3 Similarity and Dissimilarity Functions

The examples of similarity measures and correlation coefficients considered in the previous section show that there is a variety of such indicators for different types of data. Generally, there are introduced tens of such measures and coefficients [13, 14, 27]. To analyze the general properties of these measures, possible relationships between them and to study the methods of their construction in [9] it was proposed to consider these measures as functions defined on a universal domain \( \Omega \) and satisfying some simple sets of properties. Three main types of such functions have been considered: similarity, dissimilarity and correlation functions, which can be used as models of similarity, dissimilarity and correlation measures and coefficients, respectively. Below we introduce these functions and consider some of their properties. More results can be found in [9].

Further, for brevity, similarity and dissimilarity functions will be referred to as (dis)similarity functions or as resemblance functions.
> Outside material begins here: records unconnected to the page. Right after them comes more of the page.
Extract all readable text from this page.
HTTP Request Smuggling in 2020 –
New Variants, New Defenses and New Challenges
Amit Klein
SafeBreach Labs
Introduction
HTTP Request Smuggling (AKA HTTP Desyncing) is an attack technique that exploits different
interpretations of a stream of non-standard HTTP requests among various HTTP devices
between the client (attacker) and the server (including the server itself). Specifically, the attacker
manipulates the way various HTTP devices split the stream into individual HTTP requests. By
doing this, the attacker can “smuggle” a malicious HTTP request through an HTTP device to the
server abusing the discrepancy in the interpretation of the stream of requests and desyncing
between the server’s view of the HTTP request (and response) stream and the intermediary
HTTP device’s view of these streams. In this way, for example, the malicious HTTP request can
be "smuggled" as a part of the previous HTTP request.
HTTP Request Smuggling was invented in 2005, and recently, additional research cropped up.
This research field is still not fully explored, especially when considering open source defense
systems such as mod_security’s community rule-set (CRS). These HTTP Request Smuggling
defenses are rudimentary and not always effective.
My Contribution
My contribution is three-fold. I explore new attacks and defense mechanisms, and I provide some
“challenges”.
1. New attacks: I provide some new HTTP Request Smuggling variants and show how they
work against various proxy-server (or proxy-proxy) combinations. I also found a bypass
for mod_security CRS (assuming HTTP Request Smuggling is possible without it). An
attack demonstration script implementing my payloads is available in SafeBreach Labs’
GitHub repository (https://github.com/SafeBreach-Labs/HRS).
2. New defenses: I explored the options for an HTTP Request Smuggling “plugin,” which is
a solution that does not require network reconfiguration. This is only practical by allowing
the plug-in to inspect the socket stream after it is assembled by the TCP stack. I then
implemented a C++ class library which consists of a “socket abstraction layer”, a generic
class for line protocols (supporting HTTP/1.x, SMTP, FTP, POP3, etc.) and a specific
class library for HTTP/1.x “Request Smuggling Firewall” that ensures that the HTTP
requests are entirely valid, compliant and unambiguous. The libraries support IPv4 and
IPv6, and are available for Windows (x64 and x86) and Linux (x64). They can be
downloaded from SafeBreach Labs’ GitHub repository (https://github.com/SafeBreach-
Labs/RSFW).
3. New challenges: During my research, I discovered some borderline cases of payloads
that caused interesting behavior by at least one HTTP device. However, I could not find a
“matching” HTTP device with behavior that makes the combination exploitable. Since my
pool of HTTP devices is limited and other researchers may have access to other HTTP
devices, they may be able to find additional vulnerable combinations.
3.1 Definition of Similarity, Dissimilarity and Correlation Functions

Let \( \Omega \) be a nonempty set that will be referred to as a universal domain or an underlying set in definition of similarity and correlation functions. As \( \Omega \) we can consider domain specific for a considered data type: the set of all binary n-tuples, the set of all real valued vectors of the length n, the set of all fuzzy sets defined on some domain X, the set of some images or objects considered in some problem, etc.

A function \( S:\Omega \times\Omega \to \left[ {0,1} \right] \) is called a similarity function on \( \Omega \) if for all x, y in \( \Omega \) it is symmetric:

$$ S\left( {x,y} \right) = S\left( {y,x} \right), $$

and reflexive:

$$ S\left( {x,x} \right) = 1. $$

A function \( D:\Omega \times\Omega \to \left[ {0,1} \right] \) is a dissimilarity function on \( \Omega \) if for all x, y in \( \Omega \) it is symmetric:

$$ D\left( {x,y} \right) = D\left( {y,x} \right), $$

and irreflexive:

$$ D\left( {x,x} \right) = 0. $$

These functions are called complementary if for all x, y in \( \Omega \) it is fulfilled:

$$ S\left( {x,y} \right) + D\left( {x,y} \right) = 1. $$

For complementary (dis)similarity functions we have:

$$ S\left( {x,y} \right) = 1 - D\left( {x,y} \right),D\left( {x,y} \right) = 1 - S\left( {x,y} \right). $$
(1)

A function \( A:\Omega \times\Omega \to \left[ { - 1,1} \right] \) is a correlation function (association measure) on \( \Omega \) if for all x, y in \( \Omega \) it is symmetric:

$$ A\left( {x,y} \right) = A\left( {y,x} \right), $$

reflexive:

$$ A\left( {x,x} \right) = 1, $$

and negative: \( A\left( {x,y} \right) < 0 \) for some x, y in \( \Omega \).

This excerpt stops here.